Within the major markets surveyed by the Yardi Matrix monthly survey, job growth remains robust. In 23 of the 31 metros surveyed, the six-month moving average job growth exceeded the rate of multifamily completions as a percentage of supply over the 12 months that ended in April. The upshot, Yardi says, is that demand is expected to remain strong, which should produce solid absorption in most markets despite the rate of growth in supply.
San Francisco, Seattle and Denver are among the markets in which supply growth equals or exceeds the rate of job growth. However, Yardi says, pent-up demand and in-migration is good enough that none of these markets should have any problem filling new units. Markets in which job growth is far in excess of supply growth include: Atlanta, Inland Empire, Las Vegas and Sacramento. At the other end of the spectrum are Washington, DC, the Research Triangle in North Carolina and Chicago.

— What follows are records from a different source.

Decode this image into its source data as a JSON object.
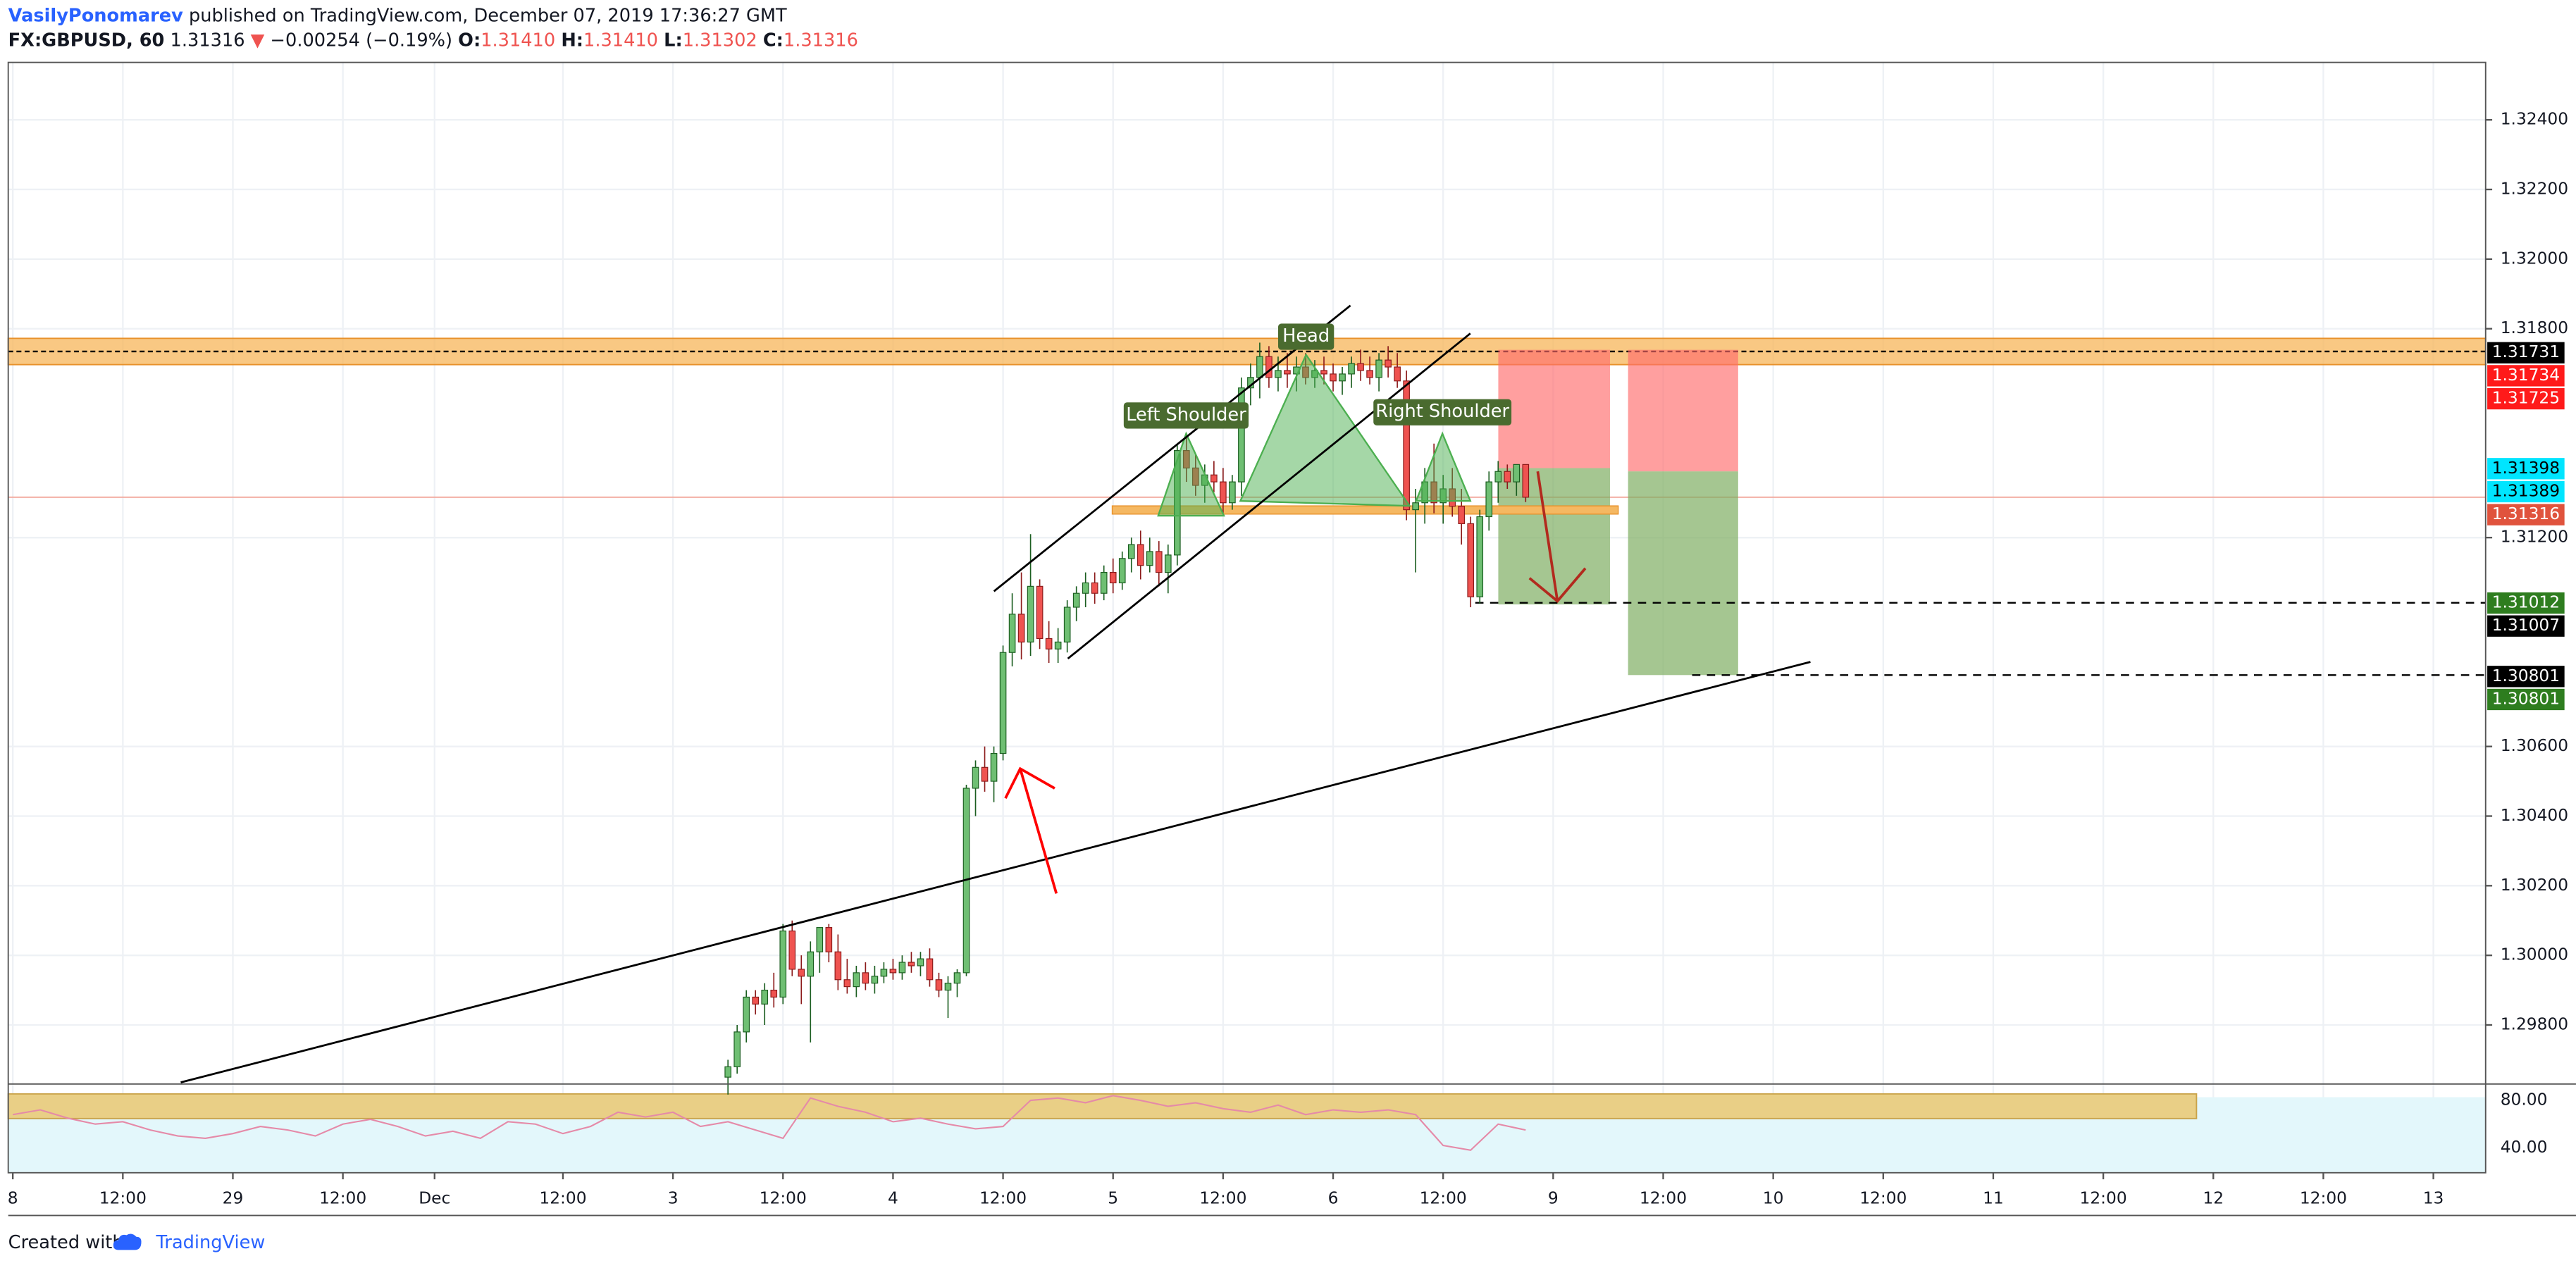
{
  "header": {
    "author": "VasilyPonomarev",
    "published": "published on TradingView.com, December 07, 2019 17:36:27 GMT",
    "symbol": "FX:GBPUSD, 60",
    "last": "1.31316",
    "arrow": "▼",
    "change": "−0.00254 (−0.19%)",
    "ohlc": [
      {
        "key": "O:",
        "value": "1.31410"
      },
      {
        "key": "H:",
        "value": "1.31410"
      },
      {
        "key": "L:",
        "value": "1.31302"
      },
      {
        "key": "C:",
        "value": "1.31316"
      }
    ]
  },
  "footer": {
    "created_with": "Created with",
    "brand": "TradingView"
  },
  "chart_data": {
    "type": "candlestick",
    "up_color": "#6fbf73",
    "down_color": "#ef5350",
    "grid": true,
    "x": [
      78,
      79,
      80,
      81,
      82,
      83,
      84,
      85,
      86,
      87,
      88,
      89,
      90,
      91,
      92,
      93,
      94,
      95,
      96,
      97,
      98,
      99,
      100,
      101,
      102,
      103,
      104,
      105,
      106,
      107,
      108,
      109,
      110,
      111,
      112,
      113,
      114,
      115,
      116,
      117,
      118,
      119,
      120,
      121,
      122,
      123,
      124,
      125,
      126,
      127,
      128,
      129,
      130,
      131,
      132,
      133,
      134,
      135,
      136,
      137,
      138,
      139,
      140,
      141,
      142,
      143,
      144,
      145,
      146,
      147,
      148,
      149,
      150,
      151,
      152,
      153,
      154,
      155,
      156,
      157,
      158,
      159,
      160,
      161,
      162,
      163,
      164,
      165
    ],
    "open": [
      1.2965,
      1.2968,
      1.2978,
      1.2988,
      1.2986,
      1.299,
      1.2988,
      1.3007,
      1.2996,
      1.2994,
      1.3001,
      1.3008,
      1.3001,
      1.2993,
      1.2991,
      1.2995,
      1.2992,
      1.2994,
      1.2996,
      1.2995,
      1.2998,
      1.2997,
      1.2999,
      1.2993,
      1.299,
      1.2992,
      1.2995,
      1.3048,
      1.3054,
      1.305,
      1.3058,
      1.3087,
      1.3098,
      1.309,
      1.3106,
      1.3091,
      1.3088,
      1.309,
      1.31,
      1.3104,
      1.3107,
      1.3104,
      1.311,
      1.3107,
      1.3114,
      1.3118,
      1.3112,
      1.3116,
      1.311,
      1.3115,
      1.3145,
      1.314,
      1.3135,
      1.3138,
      1.3136,
      1.313,
      1.3136,
      1.3163,
      1.3166,
      1.3172,
      1.3166,
      1.3168,
      1.3167,
      1.3169,
      1.3166,
      1.3168,
      1.3167,
      1.3165,
      1.3167,
      1.317,
      1.3168,
      1.3166,
      1.3171,
      1.3169,
      1.3165,
      1.3128,
      1.313,
      1.3136,
      1.313,
      1.3134,
      1.3129,
      1.3124,
      1.3103,
      1.3126,
      1.3136,
      1.3139,
      1.3136,
      1.3141
    ],
    "high": [
      1.297,
      1.298,
      1.299,
      1.299,
      1.2992,
      1.2995,
      1.3009,
      1.301,
      1.3,
      1.3004,
      1.3007,
      1.3009,
      1.3006,
      1.2999,
      1.2997,
      1.2998,
      1.2997,
      1.2998,
      1.2999,
      1.3,
      1.3001,
      1.3001,
      1.3002,
      1.2995,
      1.2994,
      1.2996,
      1.3049,
      1.3056,
      1.306,
      1.306,
      1.3089,
      1.3104,
      1.311,
      1.3121,
      1.3108,
      1.3096,
      1.3094,
      1.3102,
      1.3106,
      1.311,
      1.311,
      1.3112,
      1.3114,
      1.3116,
      1.312,
      1.3122,
      1.312,
      1.3119,
      1.3118,
      1.3147,
      1.315,
      1.3144,
      1.3141,
      1.3142,
      1.314,
      1.3138,
      1.3166,
      1.317,
      1.3176,
      1.3175,
      1.3172,
      1.3173,
      1.3172,
      1.3173,
      1.3171,
      1.3172,
      1.317,
      1.3169,
      1.3172,
      1.3174,
      1.3172,
      1.3173,
      1.3175,
      1.3173,
      1.3168,
      1.3134,
      1.314,
      1.3147,
      1.3138,
      1.314,
      1.3134,
      1.3126,
      1.3128,
      1.3139,
      1.3142,
      1.3141,
      1.3141,
      1.3141
    ],
    "low": [
      1.296,
      1.2966,
      1.2975,
      1.2983,
      1.298,
      1.2985,
      1.2986,
      1.2994,
      1.2986,
      1.2975,
      1.2995,
      1.2998,
      1.299,
      1.2989,
      1.2988,
      1.299,
      1.2989,
      1.2992,
      1.2993,
      1.2993,
      1.2995,
      1.2994,
      1.2991,
      1.2988,
      1.2982,
      1.2988,
      1.2994,
      1.304,
      1.3047,
      1.3044,
      1.3056,
      1.3083,
      1.3085,
      1.3086,
      1.3088,
      1.3084,
      1.3084,
      1.3087,
      1.3096,
      1.31,
      1.3101,
      1.3102,
      1.3104,
      1.3105,
      1.311,
      1.3108,
      1.311,
      1.3106,
      1.3104,
      1.3112,
      1.3136,
      1.3132,
      1.313,
      1.3133,
      1.3127,
      1.3128,
      1.3132,
      1.3158,
      1.316,
      1.3163,
      1.3162,
      1.3163,
      1.3162,
      1.3164,
      1.3163,
      1.3164,
      1.3162,
      1.3161,
      1.3163,
      1.3165,
      1.3164,
      1.3162,
      1.3166,
      1.3163,
      1.3125,
      1.311,
      1.3124,
      1.3127,
      1.3124,
      1.3126,
      1.3118,
      1.31,
      1.3101,
      1.3122,
      1.313,
      1.3134,
      1.3132,
      1.31302
    ],
    "close": [
      1.2968,
      1.2978,
      1.2988,
      1.2986,
      1.299,
      1.2988,
      1.3007,
      1.2996,
      1.2994,
      1.3001,
      1.3008,
      1.3001,
      1.2993,
      1.2991,
      1.2995,
      1.2992,
      1.2994,
      1.2996,
      1.2995,
      1.2998,
      1.2997,
      1.2999,
      1.2993,
      1.299,
      1.2992,
      1.2995,
      1.3048,
      1.3054,
      1.305,
      1.3058,
      1.3087,
      1.3098,
      1.309,
      1.3106,
      1.3091,
      1.3088,
      1.309,
      1.31,
      1.3104,
      1.3107,
      1.3104,
      1.311,
      1.3107,
      1.3114,
      1.3118,
      1.3112,
      1.3116,
      1.311,
      1.3115,
      1.3145,
      1.314,
      1.3135,
      1.3138,
      1.3136,
      1.313,
      1.3136,
      1.3163,
      1.3166,
      1.3172,
      1.3166,
      1.3168,
      1.3167,
      1.3169,
      1.3166,
      1.3168,
      1.3167,
      1.3165,
      1.3167,
      1.317,
      1.3168,
      1.3166,
      1.3171,
      1.3169,
      1.3165,
      1.3128,
      1.313,
      1.3136,
      1.313,
      1.3134,
      1.3129,
      1.3124,
      1.3103,
      1.3126,
      1.3136,
      1.3139,
      1.3136,
      1.3141,
      1.31316
    ],
    "xlim": [
      -0.5,
      269.7
    ],
    "xticks": [
      {
        "value": 0,
        "label": "8"
      },
      {
        "value": 12,
        "label": "12:00"
      },
      {
        "value": 24,
        "label": "29"
      },
      {
        "value": 36,
        "label": "12:00"
      },
      {
        "value": 46,
        "label": "Dec"
      },
      {
        "value": 60,
        "label": "12:00"
      },
      {
        "value": 72,
        "label": "3"
      },
      {
        "value": 84,
        "label": "12:00"
      },
      {
        "value": 96,
        "label": "4"
      },
      {
        "value": 108,
        "label": "12:00"
      },
      {
        "value": 120,
        "label": "5"
      },
      {
        "value": 132,
        "label": "12:00"
      },
      {
        "value": 144,
        "label": "6"
      },
      {
        "value": 156,
        "label": "12:00"
      },
      {
        "value": 168,
        "label": "9"
      },
      {
        "value": 180,
        "label": "12:00"
      },
      {
        "value": 192,
        "label": "10"
      },
      {
        "value": 204,
        "label": "12:00"
      },
      {
        "value": 216,
        "label": "11"
      },
      {
        "value": 228,
        "label": "12:00"
      },
      {
        "value": 240,
        "label": "12"
      },
      {
        "value": 252,
        "label": "12:00"
      },
      {
        "value": 264,
        "label": "13"
      }
    ],
    "ylim": [
      1.29635,
      1.32565
    ],
    "yticks": [
      {
        "value": 1.324,
        "label": "1.32400"
      },
      {
        "value": 1.322,
        "label": "1.32200"
      },
      {
        "value": 1.32,
        "label": "1.32000"
      },
      {
        "value": 1.318,
        "label": "1.31800"
      },
      {
        "value": 1.312,
        "label": "1.31200"
      },
      {
        "value": 1.306,
        "label": "1.30600"
      },
      {
        "value": 1.304,
        "label": "1.30400"
      },
      {
        "value": 1.302,
        "label": "1.30200"
      },
      {
        "value": 1.3,
        "label": "1.30000"
      },
      {
        "value": 1.298,
        "label": "1.29800"
      }
    ],
    "price_labels": [
      {
        "value": 1.31731,
        "color": "#000000",
        "text_color": "#ffffff"
      },
      {
        "value": 1.31734,
        "color": "#ff1a1a",
        "text_color": "#ffffff"
      },
      {
        "value": 1.31725,
        "color": "#ff1a1a",
        "text_color": "#ffffff"
      },
      {
        "value": 1.31398,
        "color": "#00e5ff",
        "text_color": "#000000"
      },
      {
        "value": 1.31389,
        "color": "#00e5ff",
        "text_color": "#000000"
      },
      {
        "value": 1.31316,
        "color": "#e0533d",
        "text_color": "#ffffff"
      },
      {
        "value": 1.31012,
        "color": "#2e7d1f",
        "text_color": "#ffffff"
      },
      {
        "value": 1.31007,
        "color": "#000000",
        "text_color": "#ffffff"
      },
      {
        "value": 1.30801,
        "color": "#000000",
        "text_color": "#ffffff"
      },
      {
        "value": 1.30801,
        "color": "#2e7d1f",
        "text_color": "#ffffff"
      }
    ],
    "annotations": [
      "Left Shoulder",
      "Head",
      "Right Shoulder"
    ],
    "rsi": {
      "color": "#e58aa8",
      "ylim": [
        19,
        91
      ],
      "yticks": [
        {
          "value": 80,
          "label": "80.00"
        },
        {
          "value": 40,
          "label": "40.00"
        }
      ],
      "x": [
        0,
        3,
        6,
        9,
        12,
        15,
        18,
        21,
        24,
        27,
        30,
        33,
        36,
        39,
        42,
        45,
        48,
        51,
        54,
        57,
        60,
        63,
        66,
        69,
        72,
        75,
        78,
        81,
        84,
        87,
        90,
        93,
        96,
        99,
        102,
        105,
        108,
        111,
        114,
        117,
        120,
        123,
        126,
        129,
        132,
        135,
        138,
        141,
        144,
        147,
        150,
        153,
        156,
        159,
        162,
        165
      ],
      "values": [
        68,
        72,
        65,
        60,
        62,
        55,
        50,
        48,
        52,
        58,
        55,
        50,
        60,
        64,
        58,
        50,
        54,
        48,
        62,
        60,
        52,
        58,
        70,
        66,
        70,
        58,
        62,
        55,
        48,
        82,
        75,
        70,
        62,
        65,
        60,
        56,
        58,
        80,
        82,
        78,
        84,
        80,
        75,
        78,
        73,
        70,
        76,
        68,
        72,
        70,
        72,
        68,
        42,
        38,
        60,
        55
      ]
    }
  }
}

Across the US, apartment REITs posted especially strong metrics during March, says Axiometrics. The 12 publicly traded multifamily trusts recorded combined average effective rent growth of 6.1%, some 108 bps above the overall national figure. The average monthly rent at REIT properties nationwide was $1,681, some $494 higher than the overall average.
“The REITs perform well because their properties tend to be located in the strongest markets, they are well managed and many of the properties are Class A or B+,” says McCleskey. “Investors and managers would be wise to emulate their strategies when possible.”